Larger livestock loans spark ag lending jump

Increased livestock loan demand boosted commercial bank ag lending during the third quarter, according to Kansas City Fed economists Nathan Kauffman and Ty Kreitman. 

That growth included a 20-percent increase in finance feeder livestock loans and a more than 50-percent spike in other livestock loans. The average size of other livestock loans increased approximately 30 percent in the third quarter, reaching a record high. 

Operating loan demand was lower, and total non-real estate lending remained near its decade-long average, 8 percent higher than a year ago but still consistently declining 2 percent over each of the previous four quarters. Interest rates remained at record lows, and loan durations were higher than recent averages. 

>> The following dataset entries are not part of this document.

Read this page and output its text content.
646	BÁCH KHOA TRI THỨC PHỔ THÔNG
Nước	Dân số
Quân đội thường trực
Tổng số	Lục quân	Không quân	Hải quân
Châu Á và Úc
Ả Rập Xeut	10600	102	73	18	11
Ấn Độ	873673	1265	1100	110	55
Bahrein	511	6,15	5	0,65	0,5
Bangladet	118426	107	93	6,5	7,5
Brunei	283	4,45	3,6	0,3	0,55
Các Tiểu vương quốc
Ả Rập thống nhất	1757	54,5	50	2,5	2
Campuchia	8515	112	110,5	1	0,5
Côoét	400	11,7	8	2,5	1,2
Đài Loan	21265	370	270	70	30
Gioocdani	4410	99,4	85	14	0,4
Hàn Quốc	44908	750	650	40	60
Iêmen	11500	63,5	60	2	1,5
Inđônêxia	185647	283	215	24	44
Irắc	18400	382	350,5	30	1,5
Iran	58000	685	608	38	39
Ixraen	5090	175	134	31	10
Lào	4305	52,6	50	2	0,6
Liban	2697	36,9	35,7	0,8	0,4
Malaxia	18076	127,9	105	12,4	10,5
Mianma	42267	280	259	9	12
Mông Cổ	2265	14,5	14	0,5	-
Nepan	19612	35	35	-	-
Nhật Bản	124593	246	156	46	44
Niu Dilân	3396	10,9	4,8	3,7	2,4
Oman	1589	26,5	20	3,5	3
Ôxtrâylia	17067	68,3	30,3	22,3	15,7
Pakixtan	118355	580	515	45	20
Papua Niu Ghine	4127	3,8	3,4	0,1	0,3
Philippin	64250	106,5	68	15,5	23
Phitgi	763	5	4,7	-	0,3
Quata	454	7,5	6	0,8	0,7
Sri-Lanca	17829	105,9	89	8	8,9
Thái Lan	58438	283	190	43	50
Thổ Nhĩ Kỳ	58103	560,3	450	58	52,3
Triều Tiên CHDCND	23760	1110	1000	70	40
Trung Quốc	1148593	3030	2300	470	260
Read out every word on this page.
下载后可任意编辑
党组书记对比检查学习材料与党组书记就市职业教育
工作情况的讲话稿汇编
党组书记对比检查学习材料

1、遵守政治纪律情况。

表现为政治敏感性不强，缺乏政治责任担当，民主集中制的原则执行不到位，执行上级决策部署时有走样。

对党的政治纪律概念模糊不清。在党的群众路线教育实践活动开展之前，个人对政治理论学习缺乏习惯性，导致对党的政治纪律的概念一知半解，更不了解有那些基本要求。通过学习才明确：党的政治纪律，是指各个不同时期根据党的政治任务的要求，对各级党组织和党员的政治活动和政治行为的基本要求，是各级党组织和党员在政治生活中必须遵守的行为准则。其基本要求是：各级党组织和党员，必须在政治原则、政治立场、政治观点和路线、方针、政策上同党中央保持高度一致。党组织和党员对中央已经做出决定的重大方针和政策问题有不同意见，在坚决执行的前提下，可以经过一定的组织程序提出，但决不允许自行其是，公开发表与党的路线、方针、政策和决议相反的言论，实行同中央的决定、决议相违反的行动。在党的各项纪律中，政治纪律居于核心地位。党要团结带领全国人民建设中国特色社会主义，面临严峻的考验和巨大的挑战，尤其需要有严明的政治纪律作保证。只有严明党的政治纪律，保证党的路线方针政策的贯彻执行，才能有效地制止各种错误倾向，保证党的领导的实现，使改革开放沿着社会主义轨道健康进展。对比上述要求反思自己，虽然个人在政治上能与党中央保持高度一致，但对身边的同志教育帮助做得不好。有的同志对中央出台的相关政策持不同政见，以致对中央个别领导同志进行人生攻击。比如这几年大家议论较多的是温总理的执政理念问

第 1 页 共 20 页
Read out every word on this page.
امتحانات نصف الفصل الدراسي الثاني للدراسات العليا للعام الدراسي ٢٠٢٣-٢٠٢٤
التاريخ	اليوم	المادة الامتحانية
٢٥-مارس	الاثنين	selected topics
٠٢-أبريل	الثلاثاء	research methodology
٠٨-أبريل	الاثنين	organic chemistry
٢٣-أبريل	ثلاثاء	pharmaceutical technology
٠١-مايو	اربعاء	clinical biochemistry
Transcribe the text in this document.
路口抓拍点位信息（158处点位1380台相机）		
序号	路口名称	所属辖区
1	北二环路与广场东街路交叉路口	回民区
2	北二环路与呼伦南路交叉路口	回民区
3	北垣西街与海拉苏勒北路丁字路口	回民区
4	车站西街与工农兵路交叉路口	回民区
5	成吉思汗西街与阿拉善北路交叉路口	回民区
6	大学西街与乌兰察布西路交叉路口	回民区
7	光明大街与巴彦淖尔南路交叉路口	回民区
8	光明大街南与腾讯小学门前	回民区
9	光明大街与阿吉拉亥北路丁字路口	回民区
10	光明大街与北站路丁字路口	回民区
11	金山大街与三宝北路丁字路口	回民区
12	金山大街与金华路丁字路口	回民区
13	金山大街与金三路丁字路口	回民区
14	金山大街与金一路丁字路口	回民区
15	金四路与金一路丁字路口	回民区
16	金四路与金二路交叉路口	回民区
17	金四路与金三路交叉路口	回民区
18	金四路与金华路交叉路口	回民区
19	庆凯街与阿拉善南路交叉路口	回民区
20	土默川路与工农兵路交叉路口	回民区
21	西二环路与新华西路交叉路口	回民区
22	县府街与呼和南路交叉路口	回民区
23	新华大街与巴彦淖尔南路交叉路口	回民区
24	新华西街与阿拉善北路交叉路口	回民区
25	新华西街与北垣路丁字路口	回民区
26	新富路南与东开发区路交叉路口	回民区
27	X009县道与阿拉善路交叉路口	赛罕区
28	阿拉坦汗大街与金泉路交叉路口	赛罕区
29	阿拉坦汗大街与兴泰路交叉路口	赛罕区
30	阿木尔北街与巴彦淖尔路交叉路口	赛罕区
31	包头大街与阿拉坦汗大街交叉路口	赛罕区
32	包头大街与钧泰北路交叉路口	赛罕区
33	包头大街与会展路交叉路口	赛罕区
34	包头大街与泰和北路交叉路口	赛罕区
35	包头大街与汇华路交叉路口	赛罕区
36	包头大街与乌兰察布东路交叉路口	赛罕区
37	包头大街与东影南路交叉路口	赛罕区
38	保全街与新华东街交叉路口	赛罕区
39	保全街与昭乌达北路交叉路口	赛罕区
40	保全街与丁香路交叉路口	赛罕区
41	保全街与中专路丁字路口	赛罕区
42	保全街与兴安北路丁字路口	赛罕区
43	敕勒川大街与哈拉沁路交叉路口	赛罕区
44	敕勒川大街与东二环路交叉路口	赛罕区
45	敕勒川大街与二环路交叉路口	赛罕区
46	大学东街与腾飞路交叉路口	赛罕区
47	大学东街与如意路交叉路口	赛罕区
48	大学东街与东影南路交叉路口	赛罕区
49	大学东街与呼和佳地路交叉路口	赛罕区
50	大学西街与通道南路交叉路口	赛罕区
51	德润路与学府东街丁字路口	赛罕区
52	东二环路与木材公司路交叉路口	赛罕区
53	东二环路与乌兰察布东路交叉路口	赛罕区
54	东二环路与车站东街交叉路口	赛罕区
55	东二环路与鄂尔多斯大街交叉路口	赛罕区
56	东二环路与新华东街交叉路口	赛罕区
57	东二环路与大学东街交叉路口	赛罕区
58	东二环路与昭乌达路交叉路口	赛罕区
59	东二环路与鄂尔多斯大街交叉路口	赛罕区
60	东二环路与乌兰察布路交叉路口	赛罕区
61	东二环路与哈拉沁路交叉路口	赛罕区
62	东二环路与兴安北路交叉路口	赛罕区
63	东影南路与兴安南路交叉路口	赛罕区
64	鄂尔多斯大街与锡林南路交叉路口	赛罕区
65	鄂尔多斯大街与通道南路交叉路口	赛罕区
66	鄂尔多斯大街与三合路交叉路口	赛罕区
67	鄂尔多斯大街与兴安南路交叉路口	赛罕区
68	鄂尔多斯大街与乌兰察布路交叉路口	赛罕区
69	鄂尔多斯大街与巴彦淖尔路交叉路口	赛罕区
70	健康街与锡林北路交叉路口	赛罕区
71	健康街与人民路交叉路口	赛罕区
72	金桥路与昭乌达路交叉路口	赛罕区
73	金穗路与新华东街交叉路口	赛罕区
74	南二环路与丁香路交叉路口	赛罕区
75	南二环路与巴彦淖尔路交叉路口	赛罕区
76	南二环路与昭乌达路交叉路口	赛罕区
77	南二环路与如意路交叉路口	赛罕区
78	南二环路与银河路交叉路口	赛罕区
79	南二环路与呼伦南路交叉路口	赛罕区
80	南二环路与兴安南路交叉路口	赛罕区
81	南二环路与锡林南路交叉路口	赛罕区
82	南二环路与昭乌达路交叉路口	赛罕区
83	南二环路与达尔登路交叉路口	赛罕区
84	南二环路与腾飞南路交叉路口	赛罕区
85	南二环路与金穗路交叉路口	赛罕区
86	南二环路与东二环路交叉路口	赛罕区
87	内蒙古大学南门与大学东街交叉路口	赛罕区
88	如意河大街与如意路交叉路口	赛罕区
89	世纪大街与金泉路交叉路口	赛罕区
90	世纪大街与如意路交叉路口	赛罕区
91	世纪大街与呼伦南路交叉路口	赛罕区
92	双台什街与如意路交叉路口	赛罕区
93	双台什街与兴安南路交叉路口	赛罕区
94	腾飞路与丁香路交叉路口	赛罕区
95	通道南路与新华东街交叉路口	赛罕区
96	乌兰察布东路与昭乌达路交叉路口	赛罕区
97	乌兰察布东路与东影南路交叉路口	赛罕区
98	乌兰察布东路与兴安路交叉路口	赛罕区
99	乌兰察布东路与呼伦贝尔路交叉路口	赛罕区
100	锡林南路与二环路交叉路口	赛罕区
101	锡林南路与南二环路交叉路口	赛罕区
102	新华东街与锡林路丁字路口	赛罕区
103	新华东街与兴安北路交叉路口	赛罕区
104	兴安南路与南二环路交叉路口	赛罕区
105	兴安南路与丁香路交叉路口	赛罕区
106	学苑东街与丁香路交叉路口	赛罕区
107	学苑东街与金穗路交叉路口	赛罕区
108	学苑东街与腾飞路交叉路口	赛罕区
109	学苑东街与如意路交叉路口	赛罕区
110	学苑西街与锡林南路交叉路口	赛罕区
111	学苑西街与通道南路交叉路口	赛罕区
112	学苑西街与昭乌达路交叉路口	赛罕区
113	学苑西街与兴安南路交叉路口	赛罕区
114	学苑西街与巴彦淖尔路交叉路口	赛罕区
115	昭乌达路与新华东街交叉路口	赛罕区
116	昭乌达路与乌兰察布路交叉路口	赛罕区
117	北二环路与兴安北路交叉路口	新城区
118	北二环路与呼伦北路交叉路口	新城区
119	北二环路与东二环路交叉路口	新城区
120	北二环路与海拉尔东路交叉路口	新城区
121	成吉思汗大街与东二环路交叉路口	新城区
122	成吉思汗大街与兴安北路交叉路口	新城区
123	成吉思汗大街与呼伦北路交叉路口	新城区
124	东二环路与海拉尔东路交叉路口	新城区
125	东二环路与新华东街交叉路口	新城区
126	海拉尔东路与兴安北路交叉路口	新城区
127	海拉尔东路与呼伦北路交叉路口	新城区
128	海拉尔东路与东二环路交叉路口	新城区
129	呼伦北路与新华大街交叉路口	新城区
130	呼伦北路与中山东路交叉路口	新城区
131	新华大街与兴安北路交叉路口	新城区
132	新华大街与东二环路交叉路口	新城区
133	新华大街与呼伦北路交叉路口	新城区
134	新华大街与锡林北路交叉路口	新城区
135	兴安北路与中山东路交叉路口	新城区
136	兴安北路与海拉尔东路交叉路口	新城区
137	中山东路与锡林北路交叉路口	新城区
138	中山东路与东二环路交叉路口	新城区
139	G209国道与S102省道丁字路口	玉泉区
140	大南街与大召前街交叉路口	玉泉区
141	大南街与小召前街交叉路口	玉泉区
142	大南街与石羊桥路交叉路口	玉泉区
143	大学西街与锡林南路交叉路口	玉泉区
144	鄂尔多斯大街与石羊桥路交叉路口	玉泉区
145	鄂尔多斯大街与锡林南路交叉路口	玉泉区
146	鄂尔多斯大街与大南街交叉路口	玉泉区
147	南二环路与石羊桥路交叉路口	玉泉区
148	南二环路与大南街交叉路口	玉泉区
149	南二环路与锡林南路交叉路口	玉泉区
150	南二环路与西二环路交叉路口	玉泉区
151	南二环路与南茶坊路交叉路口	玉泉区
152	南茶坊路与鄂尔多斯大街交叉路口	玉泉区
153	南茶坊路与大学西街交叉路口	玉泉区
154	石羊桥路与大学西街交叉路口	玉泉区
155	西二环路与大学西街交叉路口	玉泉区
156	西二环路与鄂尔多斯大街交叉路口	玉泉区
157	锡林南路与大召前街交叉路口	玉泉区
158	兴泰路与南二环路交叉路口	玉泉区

The U.S. ag economy remained strong, the economists said, as elevated commodity prices continued supporting farm incomes. The prices of most major crops were at multi-year highs as fall harvest approached. Poultry and livestock non-feeder loan volumes were nearly double the inflation-adjusted average from 2010-19, the report stated, and feeder livestock loans were also slightly more than the recent average. 

“Weakness in the cattle industry persisted, however, as low cattle prices continued to limit profit margins for producers,” Kauffman and Kreitman wrote. “In addition, concerns about drought and higher input costs continued to intensify and likely contributed to an increase in producers’ financing needs in the livestock sector.”